Theoretical study of local structures and EPR parameters for xV2O5-(100 − x)[0.8NaPO3-0.2ZnO]: V4 + glasses at different concentrations

Abstract

The electron paramagnetic resonance parameters and local structures for V4+ in xV2O5-(100−x)[0.8NaPO3-0.2ZnO] glasses are theoretically investigated by using the perturbation formulas for tetragonally compressed octahedral 3d1 clusters.

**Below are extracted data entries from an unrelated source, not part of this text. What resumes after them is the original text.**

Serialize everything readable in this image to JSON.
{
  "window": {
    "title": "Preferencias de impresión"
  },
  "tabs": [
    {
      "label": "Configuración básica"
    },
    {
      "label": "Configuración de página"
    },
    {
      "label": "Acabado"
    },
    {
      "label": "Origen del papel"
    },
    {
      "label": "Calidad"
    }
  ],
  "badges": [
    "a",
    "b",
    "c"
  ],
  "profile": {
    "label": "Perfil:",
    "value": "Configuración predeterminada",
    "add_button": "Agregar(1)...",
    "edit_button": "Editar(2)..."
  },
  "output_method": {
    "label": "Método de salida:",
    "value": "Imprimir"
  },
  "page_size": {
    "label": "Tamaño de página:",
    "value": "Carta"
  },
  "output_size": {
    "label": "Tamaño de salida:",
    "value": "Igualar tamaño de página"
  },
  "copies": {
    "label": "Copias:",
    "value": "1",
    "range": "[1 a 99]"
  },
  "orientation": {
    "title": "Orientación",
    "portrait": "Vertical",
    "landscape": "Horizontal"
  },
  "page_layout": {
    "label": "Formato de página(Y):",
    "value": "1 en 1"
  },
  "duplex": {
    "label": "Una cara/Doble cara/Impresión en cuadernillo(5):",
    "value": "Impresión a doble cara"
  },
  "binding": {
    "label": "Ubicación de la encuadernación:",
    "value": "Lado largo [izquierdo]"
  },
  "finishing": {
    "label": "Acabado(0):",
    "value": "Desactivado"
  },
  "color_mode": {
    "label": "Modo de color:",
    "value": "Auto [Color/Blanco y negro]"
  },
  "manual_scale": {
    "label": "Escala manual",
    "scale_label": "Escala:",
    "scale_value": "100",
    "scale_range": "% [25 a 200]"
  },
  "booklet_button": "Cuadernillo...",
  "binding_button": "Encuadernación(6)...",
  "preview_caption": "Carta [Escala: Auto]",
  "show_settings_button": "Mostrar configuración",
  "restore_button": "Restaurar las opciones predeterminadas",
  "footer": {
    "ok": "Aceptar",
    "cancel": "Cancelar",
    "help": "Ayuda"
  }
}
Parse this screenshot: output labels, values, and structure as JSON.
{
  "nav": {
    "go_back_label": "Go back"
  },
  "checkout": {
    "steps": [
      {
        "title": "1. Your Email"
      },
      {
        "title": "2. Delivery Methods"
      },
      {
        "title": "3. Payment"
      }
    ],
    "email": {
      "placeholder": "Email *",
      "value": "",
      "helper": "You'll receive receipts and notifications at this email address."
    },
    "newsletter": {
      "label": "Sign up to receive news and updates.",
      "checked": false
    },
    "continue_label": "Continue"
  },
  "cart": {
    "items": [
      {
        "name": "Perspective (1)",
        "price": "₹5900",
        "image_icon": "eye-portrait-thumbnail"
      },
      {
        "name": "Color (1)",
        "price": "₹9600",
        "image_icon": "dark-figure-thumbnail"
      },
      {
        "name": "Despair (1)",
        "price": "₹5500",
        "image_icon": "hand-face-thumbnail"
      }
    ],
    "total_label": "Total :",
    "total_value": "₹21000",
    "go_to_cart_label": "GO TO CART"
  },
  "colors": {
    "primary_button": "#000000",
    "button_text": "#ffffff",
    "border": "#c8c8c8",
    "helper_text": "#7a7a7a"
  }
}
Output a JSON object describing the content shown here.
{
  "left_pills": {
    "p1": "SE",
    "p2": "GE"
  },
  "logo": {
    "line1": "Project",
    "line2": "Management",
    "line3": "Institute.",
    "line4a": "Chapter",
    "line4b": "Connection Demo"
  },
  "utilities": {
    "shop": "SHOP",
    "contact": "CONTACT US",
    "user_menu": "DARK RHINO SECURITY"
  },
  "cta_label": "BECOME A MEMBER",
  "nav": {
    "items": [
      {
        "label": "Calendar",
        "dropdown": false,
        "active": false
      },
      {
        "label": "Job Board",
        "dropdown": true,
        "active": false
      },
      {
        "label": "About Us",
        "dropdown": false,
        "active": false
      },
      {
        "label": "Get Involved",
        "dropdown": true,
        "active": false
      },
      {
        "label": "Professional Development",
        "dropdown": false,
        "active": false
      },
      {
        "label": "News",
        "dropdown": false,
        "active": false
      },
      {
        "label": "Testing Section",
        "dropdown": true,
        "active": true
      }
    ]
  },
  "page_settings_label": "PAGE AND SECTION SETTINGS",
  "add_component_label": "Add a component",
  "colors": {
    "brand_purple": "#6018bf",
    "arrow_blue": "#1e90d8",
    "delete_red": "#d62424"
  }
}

Polynomial, custom and power law functions are applied to describe the concentration variations of covalency factor N, relatively tetragonal compression ratio ρ, core polarization constant κ and reduction factor H. The concentration dependences of the measured electron paramagnetic resonance parameters are suitably reproduced, and the PL functions are found to be the optimal with the lowest mean absolute percentage deviation from the experimental data. The [VO6]8− clusters exhibit moderately decreasing N, rapidly increasing ρ, slightly decreasing κ and moderately increasing H with x. The calculated decreasing local optical basicity Λloc also supports the declining trend of covalency factor. The theoretical study of the microscopic mechanisms for the concentration dependences of the relevant quantities are discussed in view of the impurity local behaviors with x due to mixed alkali effect.